An MDC government would return to the Commonwealth, from which Zimbabwe withdrew in 2003, and "normalise" its relations with Britain and other Western nations.
This would include the "repeal of all restrictive laws that militate against normal relations" with the United States.
There is a thinly veiled jab at China. An MDC government would "maintain sound relations" with China – which the MDC notes could be the world's biggest economy in future – "the relationship will be based on transparency and mutual benefit".
Although Zanu-PF is mending ties with the West, it has thrown in its lot with China and the Far East under its Look East policy.
Defence forces will be "depoliticised" so that they accept the "primacy of civilian rule" and respect the Constitution, the MDC says. Zanu-PF, on the other hand, believes the army cannot be separated from Zanu-PF.

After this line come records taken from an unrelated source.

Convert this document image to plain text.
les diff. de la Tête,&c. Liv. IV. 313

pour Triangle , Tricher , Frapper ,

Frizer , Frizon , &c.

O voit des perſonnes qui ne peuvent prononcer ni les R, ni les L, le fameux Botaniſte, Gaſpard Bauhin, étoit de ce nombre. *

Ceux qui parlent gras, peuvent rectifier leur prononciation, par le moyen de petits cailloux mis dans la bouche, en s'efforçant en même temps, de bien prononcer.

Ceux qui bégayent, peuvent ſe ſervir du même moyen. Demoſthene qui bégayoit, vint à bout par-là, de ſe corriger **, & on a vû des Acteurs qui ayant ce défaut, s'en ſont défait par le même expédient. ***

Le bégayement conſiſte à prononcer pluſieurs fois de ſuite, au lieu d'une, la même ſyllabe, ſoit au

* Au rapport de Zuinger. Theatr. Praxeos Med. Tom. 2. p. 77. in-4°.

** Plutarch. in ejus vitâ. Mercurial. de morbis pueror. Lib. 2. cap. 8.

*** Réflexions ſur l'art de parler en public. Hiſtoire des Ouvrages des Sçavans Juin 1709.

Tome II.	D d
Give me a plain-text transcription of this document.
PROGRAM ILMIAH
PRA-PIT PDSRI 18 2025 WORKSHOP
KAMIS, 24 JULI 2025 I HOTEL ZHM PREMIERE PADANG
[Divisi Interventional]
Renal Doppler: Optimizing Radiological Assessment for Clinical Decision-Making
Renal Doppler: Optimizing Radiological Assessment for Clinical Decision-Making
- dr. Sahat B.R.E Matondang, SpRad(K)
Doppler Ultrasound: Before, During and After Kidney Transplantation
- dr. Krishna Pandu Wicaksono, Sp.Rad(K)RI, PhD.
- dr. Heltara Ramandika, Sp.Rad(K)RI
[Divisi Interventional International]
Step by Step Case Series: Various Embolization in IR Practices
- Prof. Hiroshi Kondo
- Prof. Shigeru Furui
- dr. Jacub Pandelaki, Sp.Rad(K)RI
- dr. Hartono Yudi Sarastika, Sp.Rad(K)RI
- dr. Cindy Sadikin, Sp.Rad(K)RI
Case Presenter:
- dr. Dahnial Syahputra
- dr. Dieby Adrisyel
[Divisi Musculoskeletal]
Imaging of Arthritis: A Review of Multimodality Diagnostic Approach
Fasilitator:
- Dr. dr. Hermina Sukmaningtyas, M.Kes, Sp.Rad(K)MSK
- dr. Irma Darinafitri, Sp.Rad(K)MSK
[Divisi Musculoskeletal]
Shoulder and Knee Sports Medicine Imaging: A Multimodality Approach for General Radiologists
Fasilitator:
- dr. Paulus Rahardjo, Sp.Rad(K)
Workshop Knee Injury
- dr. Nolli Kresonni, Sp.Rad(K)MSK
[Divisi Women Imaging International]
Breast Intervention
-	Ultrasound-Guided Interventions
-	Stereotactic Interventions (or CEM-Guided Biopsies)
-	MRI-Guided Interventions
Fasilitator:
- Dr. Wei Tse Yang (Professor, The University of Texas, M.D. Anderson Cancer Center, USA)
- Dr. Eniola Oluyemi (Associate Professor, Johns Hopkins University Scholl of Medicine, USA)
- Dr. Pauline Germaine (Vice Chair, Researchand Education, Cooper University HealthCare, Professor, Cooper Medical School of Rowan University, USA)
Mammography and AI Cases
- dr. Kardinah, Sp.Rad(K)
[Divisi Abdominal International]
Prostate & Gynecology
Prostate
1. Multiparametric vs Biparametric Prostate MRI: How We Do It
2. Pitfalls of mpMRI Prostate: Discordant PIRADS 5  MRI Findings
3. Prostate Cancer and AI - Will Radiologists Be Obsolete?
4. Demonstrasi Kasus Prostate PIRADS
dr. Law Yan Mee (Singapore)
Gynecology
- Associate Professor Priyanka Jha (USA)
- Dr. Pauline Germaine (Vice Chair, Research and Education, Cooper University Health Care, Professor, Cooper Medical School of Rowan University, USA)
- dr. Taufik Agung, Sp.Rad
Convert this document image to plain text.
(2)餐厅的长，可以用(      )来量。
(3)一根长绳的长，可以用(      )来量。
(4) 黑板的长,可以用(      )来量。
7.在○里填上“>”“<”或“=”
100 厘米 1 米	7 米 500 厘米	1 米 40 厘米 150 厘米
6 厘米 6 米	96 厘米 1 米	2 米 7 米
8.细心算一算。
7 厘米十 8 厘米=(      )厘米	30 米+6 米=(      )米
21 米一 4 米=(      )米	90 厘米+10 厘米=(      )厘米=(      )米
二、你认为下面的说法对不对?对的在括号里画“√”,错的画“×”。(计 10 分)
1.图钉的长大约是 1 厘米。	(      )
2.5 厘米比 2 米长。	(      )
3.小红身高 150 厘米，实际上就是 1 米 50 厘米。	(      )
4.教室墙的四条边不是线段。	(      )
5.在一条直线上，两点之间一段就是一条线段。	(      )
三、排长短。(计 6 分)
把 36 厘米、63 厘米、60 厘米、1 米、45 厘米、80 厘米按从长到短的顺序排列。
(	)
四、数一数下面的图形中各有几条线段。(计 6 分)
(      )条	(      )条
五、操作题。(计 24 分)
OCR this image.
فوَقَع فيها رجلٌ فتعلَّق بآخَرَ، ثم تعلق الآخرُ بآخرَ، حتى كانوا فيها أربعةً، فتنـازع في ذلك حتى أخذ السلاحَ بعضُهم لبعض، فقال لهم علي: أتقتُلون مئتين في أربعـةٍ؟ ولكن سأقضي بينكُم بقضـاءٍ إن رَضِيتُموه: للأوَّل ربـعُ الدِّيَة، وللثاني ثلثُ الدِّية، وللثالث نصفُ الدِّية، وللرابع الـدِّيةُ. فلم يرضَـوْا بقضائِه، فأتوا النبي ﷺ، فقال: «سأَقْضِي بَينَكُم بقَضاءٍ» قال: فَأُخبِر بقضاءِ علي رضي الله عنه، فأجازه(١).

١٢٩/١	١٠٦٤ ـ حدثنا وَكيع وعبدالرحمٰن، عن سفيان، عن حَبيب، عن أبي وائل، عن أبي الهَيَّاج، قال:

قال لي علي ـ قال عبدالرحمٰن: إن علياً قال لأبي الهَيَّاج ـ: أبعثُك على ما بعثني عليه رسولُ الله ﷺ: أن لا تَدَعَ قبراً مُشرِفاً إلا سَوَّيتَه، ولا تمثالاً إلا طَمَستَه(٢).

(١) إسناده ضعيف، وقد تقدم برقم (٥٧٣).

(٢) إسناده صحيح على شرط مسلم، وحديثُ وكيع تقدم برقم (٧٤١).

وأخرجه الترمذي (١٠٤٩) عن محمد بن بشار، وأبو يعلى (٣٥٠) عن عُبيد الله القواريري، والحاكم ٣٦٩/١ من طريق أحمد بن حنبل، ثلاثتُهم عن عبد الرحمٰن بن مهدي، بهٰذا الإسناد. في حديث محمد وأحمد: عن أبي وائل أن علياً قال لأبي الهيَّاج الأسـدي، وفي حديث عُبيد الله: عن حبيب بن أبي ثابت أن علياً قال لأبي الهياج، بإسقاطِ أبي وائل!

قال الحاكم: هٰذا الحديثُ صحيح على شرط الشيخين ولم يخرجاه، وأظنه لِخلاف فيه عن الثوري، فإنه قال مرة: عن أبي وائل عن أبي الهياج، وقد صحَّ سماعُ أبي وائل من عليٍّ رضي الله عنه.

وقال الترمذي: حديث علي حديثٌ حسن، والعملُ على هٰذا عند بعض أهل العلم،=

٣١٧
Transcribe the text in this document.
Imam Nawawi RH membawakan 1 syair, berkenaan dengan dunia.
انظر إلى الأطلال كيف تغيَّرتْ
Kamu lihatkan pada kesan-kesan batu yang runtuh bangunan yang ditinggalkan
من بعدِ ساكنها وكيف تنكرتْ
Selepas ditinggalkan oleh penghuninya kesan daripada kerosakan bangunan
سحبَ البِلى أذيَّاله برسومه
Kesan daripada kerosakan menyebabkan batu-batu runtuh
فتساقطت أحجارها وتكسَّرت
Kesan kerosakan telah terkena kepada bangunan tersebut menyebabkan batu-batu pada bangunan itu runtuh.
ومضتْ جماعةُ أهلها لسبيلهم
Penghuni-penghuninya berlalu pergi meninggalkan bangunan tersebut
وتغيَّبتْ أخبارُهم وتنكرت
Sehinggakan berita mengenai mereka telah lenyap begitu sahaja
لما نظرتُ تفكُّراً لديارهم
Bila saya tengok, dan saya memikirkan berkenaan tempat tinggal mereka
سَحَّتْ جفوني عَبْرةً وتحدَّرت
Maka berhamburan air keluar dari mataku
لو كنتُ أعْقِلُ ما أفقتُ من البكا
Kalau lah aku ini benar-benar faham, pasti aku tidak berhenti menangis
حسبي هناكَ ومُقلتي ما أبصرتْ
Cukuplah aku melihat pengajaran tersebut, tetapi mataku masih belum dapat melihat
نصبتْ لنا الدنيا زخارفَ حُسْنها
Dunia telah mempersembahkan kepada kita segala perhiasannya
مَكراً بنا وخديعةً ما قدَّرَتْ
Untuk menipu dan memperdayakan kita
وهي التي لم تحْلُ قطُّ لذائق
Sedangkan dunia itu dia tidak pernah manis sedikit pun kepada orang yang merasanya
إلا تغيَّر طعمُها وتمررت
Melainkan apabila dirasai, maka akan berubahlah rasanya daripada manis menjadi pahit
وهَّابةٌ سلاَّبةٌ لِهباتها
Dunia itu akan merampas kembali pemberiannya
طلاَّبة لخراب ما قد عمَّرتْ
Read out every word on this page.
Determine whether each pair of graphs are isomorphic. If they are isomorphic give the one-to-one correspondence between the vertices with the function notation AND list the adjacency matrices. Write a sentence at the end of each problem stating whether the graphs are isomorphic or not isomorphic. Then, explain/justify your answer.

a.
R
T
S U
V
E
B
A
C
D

The MDC says it plans to cut the size of the defence forces, which may be an unpopular plan with the rank and file of the military that the MDC hopes to reach out to. The defence ministry, run by Zanu-PF, has on the contrary been recruiting more soldiers to the army, without consent from the treasury.
On how the MDC would treat past injustices, the party says it will "combine elements of restorative justice to balance the delicate attainment of both reconciliation and justice".
The MDC says Zimbabwe has experienced four periods of rights violations: the Gukurahundi campaign in the 1980s; farm invasions; electoral violence since 1980; and the violence after the 2008 elections.
It omits the liberation war, which could easily be seized upon by Zanu-PF, whose usual reaction to calls for justice is that war-time atrocities must be included. Zanu-PF wants past issues dealt with through a ministry set up especially for "national healing".